Le azioni di basso profilo elencate sono, seppur in modo diverso, applicabili su scala internazionale, nazionale, regionale e locale.
Come documentato, ad esempio, al sito http://www.mitp.ru/en/cn/CN-Italy.html gli studi svolti in Italia (vedi Figura 4) hanno confermato che i terremoti principali non sono prevedibili con una precisione compatibile con allarme rosso ed evacuazione, tuttavia grazie agli algoritmi di previsione a medio termine spazio-temporale esistenti e convalidati con un livello di confidenza superiore al 97% (Peresan 2018), è possibile mettere in atto efficaci azioni preventive. Incidentalmente si può ricordare che l’evento di magnitudo Mw = 6,4 che a fine novembre 2019 ha colpito l’Albania è stato preceduto da un’allerta iniziata il primo settembre 2019.

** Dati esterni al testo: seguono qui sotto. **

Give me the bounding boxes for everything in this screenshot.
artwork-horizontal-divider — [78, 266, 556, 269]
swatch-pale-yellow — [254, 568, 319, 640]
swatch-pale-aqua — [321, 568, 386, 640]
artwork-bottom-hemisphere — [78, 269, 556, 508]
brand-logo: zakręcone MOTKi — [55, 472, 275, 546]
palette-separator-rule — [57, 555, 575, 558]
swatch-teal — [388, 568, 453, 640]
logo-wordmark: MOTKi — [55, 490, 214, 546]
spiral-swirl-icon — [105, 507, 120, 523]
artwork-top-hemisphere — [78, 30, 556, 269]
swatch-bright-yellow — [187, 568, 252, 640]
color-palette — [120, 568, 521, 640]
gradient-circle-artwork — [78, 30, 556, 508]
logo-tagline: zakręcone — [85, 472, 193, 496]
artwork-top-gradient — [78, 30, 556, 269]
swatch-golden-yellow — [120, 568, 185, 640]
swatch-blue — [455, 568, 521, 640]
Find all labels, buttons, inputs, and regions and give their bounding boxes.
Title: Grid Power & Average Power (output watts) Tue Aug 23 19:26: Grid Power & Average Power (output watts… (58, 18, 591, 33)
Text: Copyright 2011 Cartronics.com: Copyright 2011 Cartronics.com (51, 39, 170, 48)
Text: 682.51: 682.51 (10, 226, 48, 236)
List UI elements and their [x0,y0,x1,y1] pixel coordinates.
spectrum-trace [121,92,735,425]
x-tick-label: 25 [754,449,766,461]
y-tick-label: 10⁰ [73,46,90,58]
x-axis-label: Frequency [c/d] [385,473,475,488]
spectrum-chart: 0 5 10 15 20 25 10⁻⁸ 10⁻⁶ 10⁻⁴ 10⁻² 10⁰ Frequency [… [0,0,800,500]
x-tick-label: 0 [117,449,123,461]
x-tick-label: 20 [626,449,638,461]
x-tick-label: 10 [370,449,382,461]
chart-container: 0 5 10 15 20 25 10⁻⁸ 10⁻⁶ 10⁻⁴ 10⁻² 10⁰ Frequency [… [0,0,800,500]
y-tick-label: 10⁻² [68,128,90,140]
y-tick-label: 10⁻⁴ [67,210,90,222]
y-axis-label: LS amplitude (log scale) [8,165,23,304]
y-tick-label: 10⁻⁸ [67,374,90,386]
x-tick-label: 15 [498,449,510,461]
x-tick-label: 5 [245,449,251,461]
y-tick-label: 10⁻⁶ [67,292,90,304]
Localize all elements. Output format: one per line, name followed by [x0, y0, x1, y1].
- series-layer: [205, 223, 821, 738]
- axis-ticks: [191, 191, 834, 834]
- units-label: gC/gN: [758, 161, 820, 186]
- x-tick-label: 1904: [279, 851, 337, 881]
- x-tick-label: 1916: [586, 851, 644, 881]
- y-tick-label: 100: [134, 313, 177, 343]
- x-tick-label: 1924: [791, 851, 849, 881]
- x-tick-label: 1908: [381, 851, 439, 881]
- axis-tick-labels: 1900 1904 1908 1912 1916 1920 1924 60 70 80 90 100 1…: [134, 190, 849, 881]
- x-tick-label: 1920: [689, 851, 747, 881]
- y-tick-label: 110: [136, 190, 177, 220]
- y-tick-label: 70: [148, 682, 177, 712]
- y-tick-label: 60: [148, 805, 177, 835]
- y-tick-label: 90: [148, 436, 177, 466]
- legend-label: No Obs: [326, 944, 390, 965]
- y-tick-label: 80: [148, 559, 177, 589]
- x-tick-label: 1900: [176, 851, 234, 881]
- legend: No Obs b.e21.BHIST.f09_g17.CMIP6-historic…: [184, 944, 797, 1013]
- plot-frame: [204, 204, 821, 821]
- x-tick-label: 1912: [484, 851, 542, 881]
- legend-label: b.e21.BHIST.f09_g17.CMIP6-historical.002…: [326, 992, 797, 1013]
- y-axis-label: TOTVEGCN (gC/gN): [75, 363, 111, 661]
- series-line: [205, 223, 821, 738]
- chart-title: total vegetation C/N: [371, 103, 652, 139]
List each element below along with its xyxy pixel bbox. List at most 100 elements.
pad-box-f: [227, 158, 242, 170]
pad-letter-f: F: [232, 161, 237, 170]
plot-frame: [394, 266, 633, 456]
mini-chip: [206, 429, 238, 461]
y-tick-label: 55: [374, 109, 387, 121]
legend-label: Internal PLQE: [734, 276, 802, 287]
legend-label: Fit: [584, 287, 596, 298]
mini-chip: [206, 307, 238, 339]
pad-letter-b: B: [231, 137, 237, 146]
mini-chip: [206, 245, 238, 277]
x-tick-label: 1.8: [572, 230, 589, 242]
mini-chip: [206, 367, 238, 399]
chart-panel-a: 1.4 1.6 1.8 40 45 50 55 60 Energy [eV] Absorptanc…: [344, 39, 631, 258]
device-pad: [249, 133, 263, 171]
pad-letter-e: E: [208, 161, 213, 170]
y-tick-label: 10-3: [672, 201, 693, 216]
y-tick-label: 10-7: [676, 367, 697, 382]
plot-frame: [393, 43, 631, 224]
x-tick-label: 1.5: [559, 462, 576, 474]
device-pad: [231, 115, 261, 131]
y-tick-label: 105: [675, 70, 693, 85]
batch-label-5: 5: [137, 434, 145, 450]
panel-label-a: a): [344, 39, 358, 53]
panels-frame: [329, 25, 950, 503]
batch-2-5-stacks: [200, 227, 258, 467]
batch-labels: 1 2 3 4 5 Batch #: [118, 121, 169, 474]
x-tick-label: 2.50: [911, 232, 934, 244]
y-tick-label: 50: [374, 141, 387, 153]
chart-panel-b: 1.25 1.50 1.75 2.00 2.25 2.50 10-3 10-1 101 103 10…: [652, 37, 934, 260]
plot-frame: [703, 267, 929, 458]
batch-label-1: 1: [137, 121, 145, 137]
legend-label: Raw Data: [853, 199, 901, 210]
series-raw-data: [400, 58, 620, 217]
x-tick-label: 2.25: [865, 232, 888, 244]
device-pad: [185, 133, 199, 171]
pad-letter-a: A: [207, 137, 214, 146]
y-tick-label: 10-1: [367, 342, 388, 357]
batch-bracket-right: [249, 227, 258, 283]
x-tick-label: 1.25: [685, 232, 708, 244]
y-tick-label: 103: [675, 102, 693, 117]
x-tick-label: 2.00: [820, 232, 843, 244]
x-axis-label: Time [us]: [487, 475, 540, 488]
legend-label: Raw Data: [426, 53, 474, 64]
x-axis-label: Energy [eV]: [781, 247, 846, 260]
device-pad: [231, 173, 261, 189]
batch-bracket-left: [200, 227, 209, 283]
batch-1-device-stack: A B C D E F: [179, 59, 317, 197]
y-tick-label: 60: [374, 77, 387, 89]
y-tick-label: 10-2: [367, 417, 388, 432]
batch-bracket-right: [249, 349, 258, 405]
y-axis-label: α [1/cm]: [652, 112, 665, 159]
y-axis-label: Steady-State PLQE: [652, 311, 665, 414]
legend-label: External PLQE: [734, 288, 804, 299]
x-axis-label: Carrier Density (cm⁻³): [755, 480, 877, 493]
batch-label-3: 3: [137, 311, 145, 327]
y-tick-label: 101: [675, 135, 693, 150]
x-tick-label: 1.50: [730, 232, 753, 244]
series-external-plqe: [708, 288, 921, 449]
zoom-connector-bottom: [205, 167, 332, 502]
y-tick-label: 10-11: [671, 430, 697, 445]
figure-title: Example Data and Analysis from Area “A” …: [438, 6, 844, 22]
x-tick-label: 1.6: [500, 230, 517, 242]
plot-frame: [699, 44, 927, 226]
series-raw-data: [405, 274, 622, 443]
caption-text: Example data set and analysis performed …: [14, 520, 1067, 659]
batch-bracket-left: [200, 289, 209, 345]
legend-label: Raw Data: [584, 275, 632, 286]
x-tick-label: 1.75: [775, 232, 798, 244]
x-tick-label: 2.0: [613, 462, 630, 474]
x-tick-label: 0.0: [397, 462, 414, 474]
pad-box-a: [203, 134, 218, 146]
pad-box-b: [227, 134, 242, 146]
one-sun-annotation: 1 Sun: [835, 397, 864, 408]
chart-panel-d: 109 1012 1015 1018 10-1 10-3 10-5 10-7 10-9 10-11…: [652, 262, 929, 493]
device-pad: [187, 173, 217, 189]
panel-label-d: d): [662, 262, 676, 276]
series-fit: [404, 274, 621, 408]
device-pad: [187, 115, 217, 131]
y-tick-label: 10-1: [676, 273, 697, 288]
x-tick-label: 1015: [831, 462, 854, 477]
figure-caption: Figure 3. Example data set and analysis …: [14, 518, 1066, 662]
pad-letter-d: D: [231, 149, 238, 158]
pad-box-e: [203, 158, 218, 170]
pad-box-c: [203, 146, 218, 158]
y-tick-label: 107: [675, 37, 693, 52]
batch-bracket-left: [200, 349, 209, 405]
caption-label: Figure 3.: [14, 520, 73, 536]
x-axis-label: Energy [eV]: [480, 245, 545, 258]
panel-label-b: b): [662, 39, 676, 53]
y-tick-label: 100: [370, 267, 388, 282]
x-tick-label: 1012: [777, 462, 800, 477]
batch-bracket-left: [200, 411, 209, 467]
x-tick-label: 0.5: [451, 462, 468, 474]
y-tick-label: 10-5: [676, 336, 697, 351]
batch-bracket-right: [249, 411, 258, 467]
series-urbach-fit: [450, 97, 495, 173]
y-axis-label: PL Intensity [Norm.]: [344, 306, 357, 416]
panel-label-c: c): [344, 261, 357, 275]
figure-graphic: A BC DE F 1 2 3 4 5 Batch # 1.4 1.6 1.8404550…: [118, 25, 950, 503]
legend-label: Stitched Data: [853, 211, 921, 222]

Restano quindi irrisolti i quesiti, ma è auspicabile che quanto esposto fornisca utili spunti per una doverosa soluzione. A tale scopo si ricorda che di recente è stato possibile dimostrare che un’adeguata sinergia tra dati sismologici – allarmi degli algoritmi di previsione a medio termine – e dati geodetici – Global Positioning System (GPS) e Global Navigation Satellite System (GNSS) – porta a ciò che può essere chiamato (Crespi et al 2019) previsione dei terremoti a medio termine nel tempo e corto raggio nello spazio (intermediate-term narrow-range earthquake prediction). Grazie a tale sinergia, l’estensione delle aree allertate dagli algoritmi di previsione basati sull’analisi dell’andamento della sismicità (seismicity patterns), può essere ridotta da dimensioni lineari di alcune centinaia di chilometri a dimensioni di decine di chilometri. Ciò consente l’attuazione più mirata di azioni preventive di basso profilo, quali quelle raccomandate da UNESCO già nel 1970 (Panza et al 2017; Crespi et al 2019)”.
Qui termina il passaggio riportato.